Der englische Lake District verdeutlicht das Zusammenspiel von Mensch und Natur und ist eine Kulturlandschaft im Sinne der Welterbekonvention von 1972. Seit 1992 werden Kulturlandschaften, die auf außergewöhnliche Weise von den vielfältigen Austauschbeziehungen zwischen Mensch und Natur zeugen, als besondere Art des Kulturerbes anerkannt. Kulturlandschaften zeichnen sich oftmals durch nachhaltige, die biologische Vielfalt bewahrende Bewirtschaftungsformen aus, wodurch der Schutz der Landschaften zugleich einen Beitrag zum Erhalt der weltweiten Biodiversität leistet.

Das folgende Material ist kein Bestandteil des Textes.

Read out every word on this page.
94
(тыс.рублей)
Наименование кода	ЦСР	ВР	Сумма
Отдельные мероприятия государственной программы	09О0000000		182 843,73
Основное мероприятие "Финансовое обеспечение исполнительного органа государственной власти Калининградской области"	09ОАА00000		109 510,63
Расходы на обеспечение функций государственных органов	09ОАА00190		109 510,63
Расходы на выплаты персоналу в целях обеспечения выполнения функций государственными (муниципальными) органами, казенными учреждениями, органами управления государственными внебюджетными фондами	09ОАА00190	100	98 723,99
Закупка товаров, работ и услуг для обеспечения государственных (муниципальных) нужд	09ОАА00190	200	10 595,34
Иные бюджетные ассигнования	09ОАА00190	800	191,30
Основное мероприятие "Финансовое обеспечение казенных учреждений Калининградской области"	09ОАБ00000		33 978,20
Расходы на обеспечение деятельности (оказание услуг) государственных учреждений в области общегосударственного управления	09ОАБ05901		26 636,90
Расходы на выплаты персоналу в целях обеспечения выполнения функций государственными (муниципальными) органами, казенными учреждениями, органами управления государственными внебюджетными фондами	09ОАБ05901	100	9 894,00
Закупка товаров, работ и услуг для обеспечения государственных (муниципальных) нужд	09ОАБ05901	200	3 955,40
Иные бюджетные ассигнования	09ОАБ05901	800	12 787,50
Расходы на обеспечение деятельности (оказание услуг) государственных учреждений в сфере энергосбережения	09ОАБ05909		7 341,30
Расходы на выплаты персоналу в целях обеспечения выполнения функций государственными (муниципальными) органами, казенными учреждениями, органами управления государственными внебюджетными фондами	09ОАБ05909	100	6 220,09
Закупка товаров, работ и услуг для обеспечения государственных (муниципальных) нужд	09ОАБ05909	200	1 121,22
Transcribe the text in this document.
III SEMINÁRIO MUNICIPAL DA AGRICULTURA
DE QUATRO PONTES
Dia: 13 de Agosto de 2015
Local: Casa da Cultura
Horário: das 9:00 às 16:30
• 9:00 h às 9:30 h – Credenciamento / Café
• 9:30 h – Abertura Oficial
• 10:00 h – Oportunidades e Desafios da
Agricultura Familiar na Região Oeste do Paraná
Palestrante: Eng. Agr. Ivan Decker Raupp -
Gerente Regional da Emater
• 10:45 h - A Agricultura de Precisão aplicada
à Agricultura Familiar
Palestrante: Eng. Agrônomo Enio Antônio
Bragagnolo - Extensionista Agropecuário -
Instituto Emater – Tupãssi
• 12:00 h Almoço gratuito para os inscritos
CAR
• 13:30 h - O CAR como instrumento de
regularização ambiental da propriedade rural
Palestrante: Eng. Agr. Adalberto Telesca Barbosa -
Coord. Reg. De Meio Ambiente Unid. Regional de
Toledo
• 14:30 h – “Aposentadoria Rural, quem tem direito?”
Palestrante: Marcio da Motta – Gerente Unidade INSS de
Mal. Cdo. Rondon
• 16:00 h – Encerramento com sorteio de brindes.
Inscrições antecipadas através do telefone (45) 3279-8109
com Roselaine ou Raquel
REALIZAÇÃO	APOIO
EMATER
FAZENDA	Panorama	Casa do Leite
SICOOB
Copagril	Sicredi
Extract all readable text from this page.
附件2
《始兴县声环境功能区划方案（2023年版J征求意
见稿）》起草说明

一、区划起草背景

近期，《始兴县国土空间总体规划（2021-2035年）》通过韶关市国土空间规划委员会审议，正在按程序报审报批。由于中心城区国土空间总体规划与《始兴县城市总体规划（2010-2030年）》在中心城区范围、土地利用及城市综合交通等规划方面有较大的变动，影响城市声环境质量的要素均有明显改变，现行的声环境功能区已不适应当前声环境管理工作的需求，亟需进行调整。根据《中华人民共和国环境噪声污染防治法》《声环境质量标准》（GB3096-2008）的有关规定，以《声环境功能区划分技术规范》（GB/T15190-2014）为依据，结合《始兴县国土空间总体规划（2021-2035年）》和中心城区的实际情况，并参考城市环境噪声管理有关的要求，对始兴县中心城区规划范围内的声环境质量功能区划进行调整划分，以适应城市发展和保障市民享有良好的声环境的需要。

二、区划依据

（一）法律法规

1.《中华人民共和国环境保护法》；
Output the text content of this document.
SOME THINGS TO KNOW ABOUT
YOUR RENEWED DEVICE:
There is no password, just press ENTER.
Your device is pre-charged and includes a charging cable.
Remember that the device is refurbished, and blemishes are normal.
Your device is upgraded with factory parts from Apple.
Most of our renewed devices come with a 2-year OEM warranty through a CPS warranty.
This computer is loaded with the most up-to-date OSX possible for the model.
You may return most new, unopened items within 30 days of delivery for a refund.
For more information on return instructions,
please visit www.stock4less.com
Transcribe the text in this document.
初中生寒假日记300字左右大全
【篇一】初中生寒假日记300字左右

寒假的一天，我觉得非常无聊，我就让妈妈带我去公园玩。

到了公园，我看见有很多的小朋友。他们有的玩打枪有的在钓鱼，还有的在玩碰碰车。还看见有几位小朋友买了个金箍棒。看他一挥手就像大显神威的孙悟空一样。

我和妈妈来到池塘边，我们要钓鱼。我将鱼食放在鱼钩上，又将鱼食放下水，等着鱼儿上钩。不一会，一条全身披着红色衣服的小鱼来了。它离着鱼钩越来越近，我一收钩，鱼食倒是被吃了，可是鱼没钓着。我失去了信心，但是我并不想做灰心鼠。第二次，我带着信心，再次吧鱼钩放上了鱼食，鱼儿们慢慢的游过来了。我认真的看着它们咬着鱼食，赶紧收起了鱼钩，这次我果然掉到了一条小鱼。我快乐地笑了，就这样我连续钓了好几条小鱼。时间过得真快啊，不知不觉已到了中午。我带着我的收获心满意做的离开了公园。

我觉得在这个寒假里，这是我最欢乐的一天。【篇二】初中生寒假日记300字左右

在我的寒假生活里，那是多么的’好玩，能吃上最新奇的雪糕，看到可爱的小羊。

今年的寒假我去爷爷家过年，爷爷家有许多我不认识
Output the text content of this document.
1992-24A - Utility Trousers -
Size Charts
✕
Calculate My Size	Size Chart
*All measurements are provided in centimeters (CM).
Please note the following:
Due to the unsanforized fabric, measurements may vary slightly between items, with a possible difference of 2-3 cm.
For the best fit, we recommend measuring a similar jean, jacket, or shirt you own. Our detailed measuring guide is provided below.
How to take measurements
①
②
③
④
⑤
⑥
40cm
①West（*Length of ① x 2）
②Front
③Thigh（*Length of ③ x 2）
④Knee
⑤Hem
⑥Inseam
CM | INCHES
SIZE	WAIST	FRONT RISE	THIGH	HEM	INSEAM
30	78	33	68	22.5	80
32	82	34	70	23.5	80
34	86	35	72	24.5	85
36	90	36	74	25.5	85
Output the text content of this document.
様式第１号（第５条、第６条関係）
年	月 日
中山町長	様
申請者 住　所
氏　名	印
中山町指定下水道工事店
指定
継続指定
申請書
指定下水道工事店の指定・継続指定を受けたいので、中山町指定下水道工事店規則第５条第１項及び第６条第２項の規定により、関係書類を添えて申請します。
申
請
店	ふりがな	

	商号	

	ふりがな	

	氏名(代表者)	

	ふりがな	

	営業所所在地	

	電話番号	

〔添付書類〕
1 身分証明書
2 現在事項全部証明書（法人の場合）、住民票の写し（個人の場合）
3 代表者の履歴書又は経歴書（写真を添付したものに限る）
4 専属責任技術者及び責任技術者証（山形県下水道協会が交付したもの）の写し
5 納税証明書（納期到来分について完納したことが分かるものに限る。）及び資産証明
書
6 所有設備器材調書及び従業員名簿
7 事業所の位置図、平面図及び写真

Die Richtlinien für die Durchführung der Welterbekonvention (Anlage 3) unterscheiden drei Kategorien von Kulturlandschaften: (i) bewusst durch den Menschen angelegte Landschaften, beispielsweise Parks und Gärten; (ii) Landschaften, die aus der menschlichen Besiedlung und Nutzung innerhalb der durch die Natur gesetzten Grenzen und Gegebenheiten entstanden sind; (iii) Landschaften, denen besondere kulturelle, religiöse oder künstlerische Werte zugesprochen werden. Heute stehen insgesamt über 90 Kulturlandschaften in der UNESCO-Welterbeliste, darunter die Stätten Gartenreich Dessau-Wörlitz, Oberes Mittelrheintal, Muskauer Park und Bergpark Wilhelmshöhe in Deutschland.

Porträtserie

Im Rahmen der 41. Sitzung des UNESCO-Welterbekomitees im Juli 2017 in Krakau wurden 21 Stätten neu in die Liste des Welterbes aufgenommen. In ihrer Gesamtheit versinnbildlichen sie die Vielfalt und Bandbreite des gemeinsamen Erbes der Menschheit, dessen Erhaltung und Pflege sich die internationale Staatengemeinschaft 1972 mit dem "Übereinkommen zum Schutz des Kultur- und Naturerbes der Welt" verschrieben hat.